Brett McGurk said coalition and Iraqi government forces were "committed to not just defeating them in Mosul, but making sure these guys cannot escape".
He issued the warning after the Iraqi army's ninth division cut off the last road out of the west of the city.
Mosul is the last major urban IS stronghold in Iraq.
But Iraqi forces, backed by coalition air strikes and military advisers on the ground, have managed to retake large areas in the past five months.
They now control all of Mosul's eastern side, and have driven IS militants from several western districts since mid-February.
"Mosul's liberation is increasingly in sight, albeit with increasingly difficult fighting ahead,'' Mr McGurk told reporters on Sunday.
He said Iraqi forces were retaking "some of the most difficult ground that we knew would have to be reclaimed".
He added: "They're doing this in a dense urban environment facing a suicidal enemy that's using civilians as shields.''
A US defence official said last week that there were no more than 2,500 IS fighters left in Mosul and Tal Afar, a town about 60km (37 miles) to the west.
In a message in November, days after the government offensive began, IS leader Abu Bakr al-Baghdadi appeared to urge those still in Mosul to fight to the death.
"Remain steadfast... Know that the price of remaining in your land with your honour is a thousand times better than the price of retreating from it in humiliation," he said.
Baghdadi is believed to have left Mosul before it was surrounded and is thought to be alive.
Staff Major General Maan al-Saadi, of Iraq's elite Counter-Terrorism Service, meanwhile estimated that government forces now controlled "more than a third" of western Mosul.

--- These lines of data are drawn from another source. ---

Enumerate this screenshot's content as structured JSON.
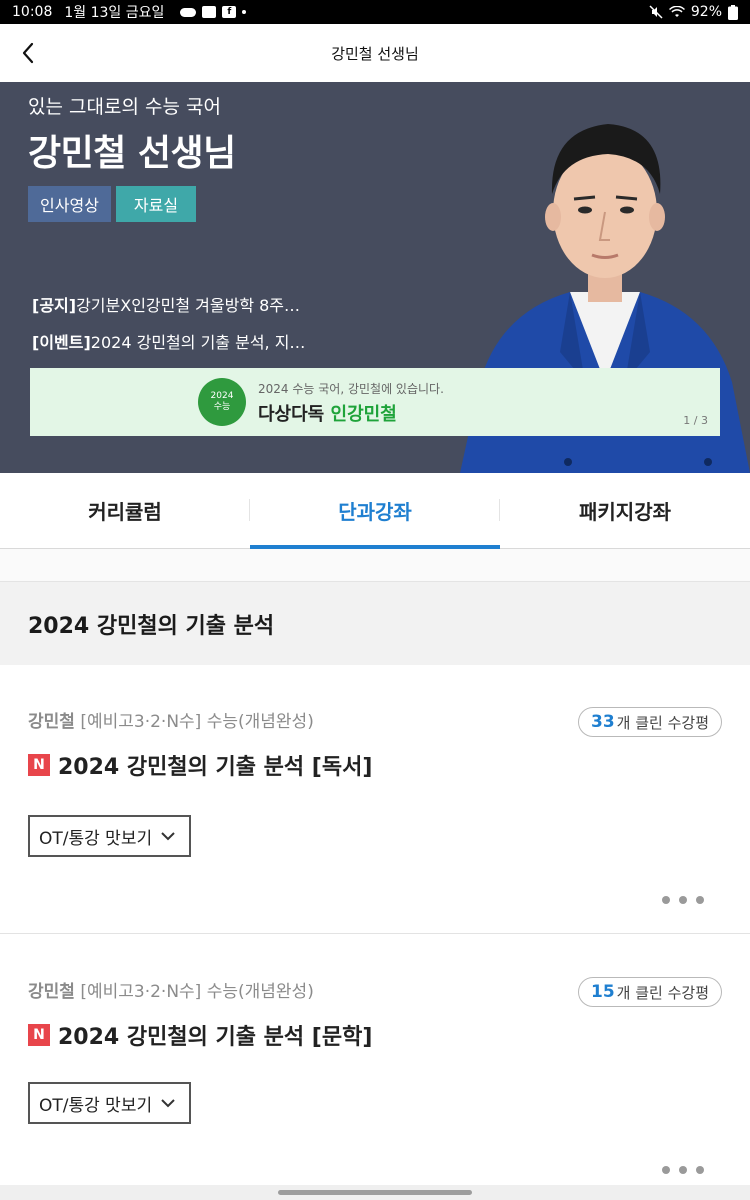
{
  "status_bar": {
    "time": "10:08",
    "date": "1월 13일 금요일",
    "notification_icons": [
      "cloud-icon",
      "twitch-icon",
      "facebook-icon",
      "dot-icon"
    ],
    "battery": "92%"
  },
  "app_bar": {
    "title": "강민철 선생님",
    "back_icon": "chevron-left-icon"
  },
  "hero": {
    "subtitle": "있는 그대로의 수능 국어",
    "title": "강민철 선생님",
    "buttons": {
      "greeting": "인사영상",
      "materials": "자료실"
    },
    "notices": [
      {
        "tag": "[공지]",
        "text": "강기분X인강민철 겨울방학 8주…"
      },
      {
        "tag": "[이벤트]",
        "text": "2024 강민철의 기출 분석, 지…"
      }
    ],
    "banner": {
      "seal_year": "2024",
      "seal_label": "수능",
      "small_text": "2024 수능 국어, 강민철에 있습니다.",
      "big_text_plain": "다상다독",
      "big_text_green": "인강민철",
      "page_indicator": "1 / 3",
      "green_color": "#1fa33a"
    }
  },
  "tabs": [
    {
      "label": "커리큘럼",
      "active": false
    },
    {
      "label": "단과강좌",
      "active": true
    },
    {
      "label": "패키지강좌",
      "active": false
    }
  ],
  "section": {
    "title": "2024 강민철의 기출 분석"
  },
  "courses": [
    {
      "teacher": "강민철",
      "target": "[예비고3·2·N수]",
      "subject": "수능(개념완성)",
      "review_count": "33",
      "review_suffix": "개 클린 수강평",
      "badge": "N",
      "title": "2024 강민철의 기출 분석 [독서]",
      "preview_label": "OT/통강 맛보기"
    },
    {
      "teacher": "강민철",
      "target": "[예비고3·2·N수]",
      "subject": "수능(개념완성)",
      "review_count": "15",
      "review_suffix": "개 클린 수강평",
      "badge": "N",
      "title": "2024 강민철의 기출 분석 [문학]",
      "preview_label": "OT/통강 맛보기"
    }
  ],
  "colors": {
    "accent_blue": "#1f7fd0",
    "hero_bg": "#464c5e",
    "greeting_btn": "#4f6a98",
    "materials_btn": "#3fa8a9",
    "new_badge": "#e8454b"
  }
}
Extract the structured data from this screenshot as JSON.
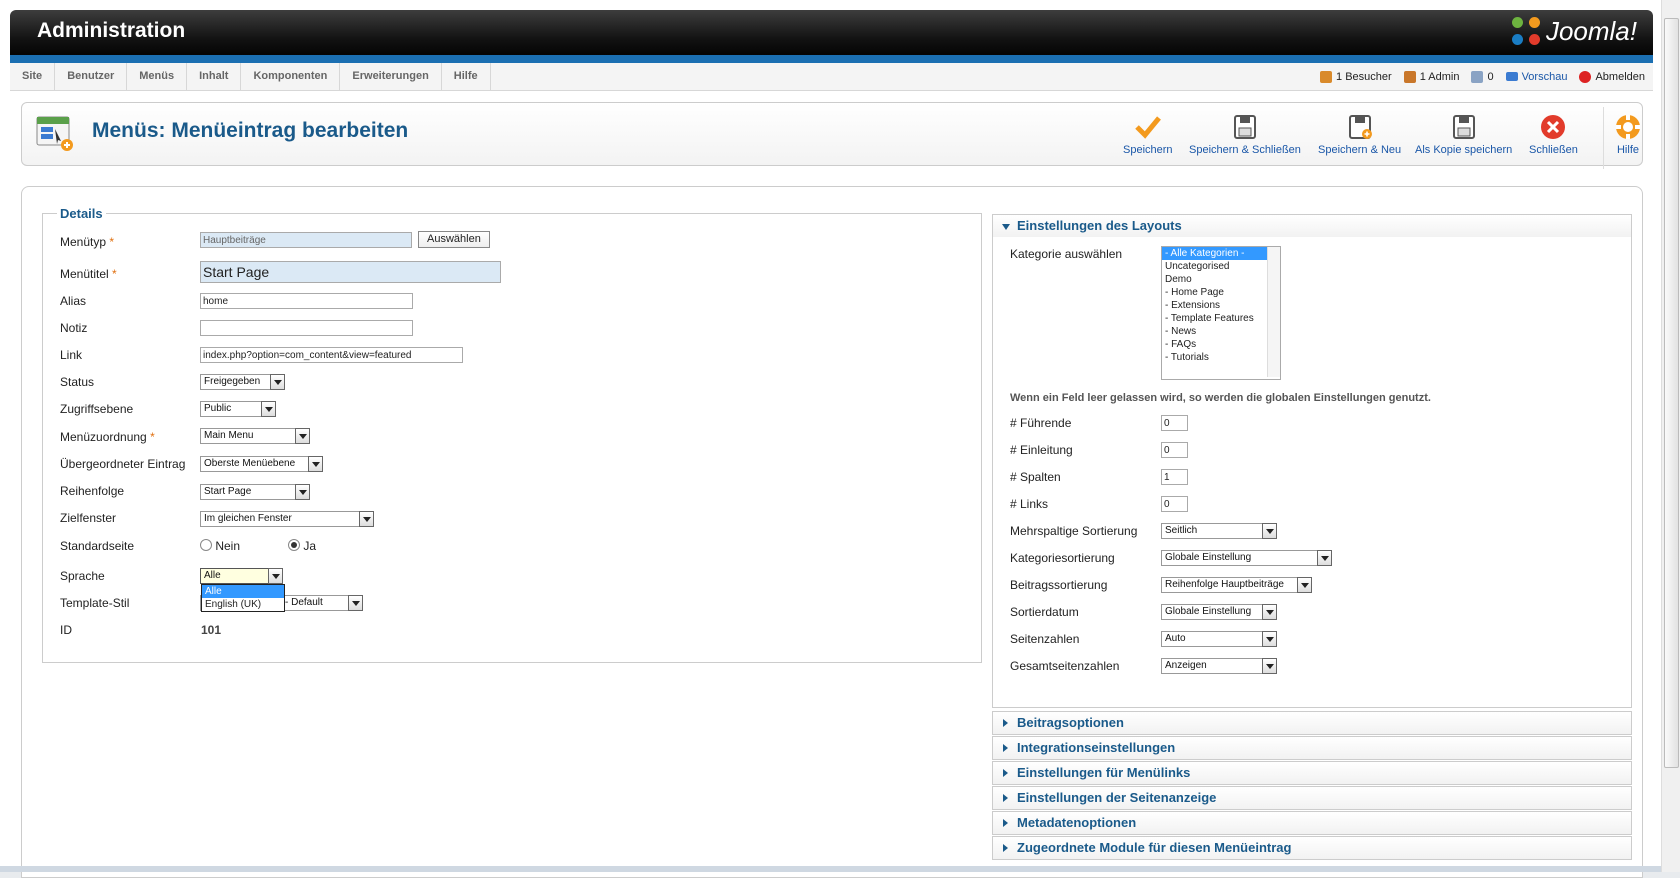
{
  "header": {
    "title": "Administration",
    "logo": "Joomla!"
  },
  "nav": {
    "items": [
      "Site",
      "Benutzer",
      "Menüs",
      "Inhalt",
      "Komponenten",
      "Erweiterungen",
      "Hilfe"
    ],
    "status": {
      "visitors": "1 Besucher",
      "admins": "1 Admin",
      "messages": "0",
      "preview": "Vorschau",
      "logout": "Abmelden"
    }
  },
  "toolbar": {
    "page_title": "Menüs: Menüeintrag bearbeiten",
    "save": "Speichern",
    "save_close": "Speichern & Schließen",
    "save_new": "Speichern & Neu",
    "save_copy": "Als Kopie speichern",
    "close": "Schließen",
    "help": "Hilfe"
  },
  "details": {
    "legend": "Details",
    "menu_type": {
      "label": "Menütyp",
      "value": "Hauptbeiträge",
      "button": "Auswählen"
    },
    "menu_title": {
      "label": "Menütitel",
      "value": "Start Page"
    },
    "alias": {
      "label": "Alias",
      "value": "home"
    },
    "note": {
      "label": "Notiz",
      "value": ""
    },
    "link": {
      "label": "Link",
      "value": "index.php?option=com_content&view=featured"
    },
    "status": {
      "label": "Status",
      "value": "Freigegeben"
    },
    "access": {
      "label": "Zugriffsebene",
      "value": "Public"
    },
    "menu_assignment": {
      "label": "Menüzuordnung",
      "value": "Main Menu"
    },
    "parent": {
      "label": "Übergeordneter Eintrag",
      "value": "Oberste Menüebene"
    },
    "ordering": {
      "label": "Reihenfolge",
      "value": "Start Page"
    },
    "target": {
      "label": "Zielfenster",
      "value": "Im gleichen Fenster"
    },
    "default_page": {
      "label": "Standardseite",
      "no": "Nein",
      "yes": "Ja"
    },
    "language": {
      "label": "Sprache",
      "value": "Alle",
      "options": [
        "Alle",
        "English (UK)"
      ]
    },
    "template_style": {
      "label": "Template-Stil",
      "value": "- Default"
    },
    "id": {
      "label": "ID",
      "value": "101"
    }
  },
  "layout": {
    "title": "Einstellungen des Layouts",
    "category_label": "Kategorie auswählen",
    "categories": [
      "- Alle Kategorien -",
      "Uncategorised",
      "Demo",
      "- Home Page",
      "- Extensions",
      "- Template Features",
      "- News",
      "- FAQs",
      "- Tutorials"
    ],
    "note": "Wenn ein Feld leer gelassen wird, so werden die globalen Einstellungen genutzt.",
    "leading": {
      "label": "# Führende",
      "value": "0"
    },
    "intro": {
      "label": "# Einleitung",
      "value": "0"
    },
    "columns": {
      "label": "# Spalten",
      "value": "1"
    },
    "links": {
      "label": "# Links",
      "value": "0"
    },
    "multi_column_order": {
      "label": "Mehrspaltige Sortierung",
      "value": "Seitlich"
    },
    "category_order": {
      "label": "Kategoriesortierung",
      "value": "Globale Einstellung"
    },
    "article_order": {
      "label": "Beitragssortierung",
      "value": "Reihenfolge Hauptbeiträge"
    },
    "date_for_order": {
      "label": "Sortierdatum",
      "value": "Globale Einstellung"
    },
    "pagination": {
      "label": "Seitenzahlen",
      "value": "Auto"
    },
    "pagination_results": {
      "label": "Gesamtseitenzahlen",
      "value": "Anzeigen"
    }
  },
  "panels": {
    "article": "Beitragsoptionen",
    "integration": "Integrationseinstellungen",
    "link_type": "Einstellungen für Menülinks",
    "page_display": "Einstellungen der Seitenanzeige",
    "metadata": "Metadatenoptionen",
    "modules": "Zugeordnete Module für diesen Menüeintrag"
  }
}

He added that he believed the fight would be easier than in the east, which took 100 days to reclaim after the offensive was launched in mid-October.
However, federal police and rapid response units say they have now entered the Bab al-Tob area of the old city, where the fight is expected to be tough due to its narrow alleyways. Armoured vehicles cannot pass though them.
Iraqi military Joint Operations Command spokesman Brig Gen Yahya Rasool also said he believed IS resistance had "begun to weaken in a big way".
It is thought there may be as many as 600,000 civilians still trapped in IS-controlled areas of Mosul. More than 65,000 have fled their homes in the past two weeks.
The comments came a day after Iraqi forces said a "large mass grave" had been found near Badoush prison, where hundreds of mostly Shia Muslim prisoners are believed to have been summarily killed by militants when the city fell in 2014.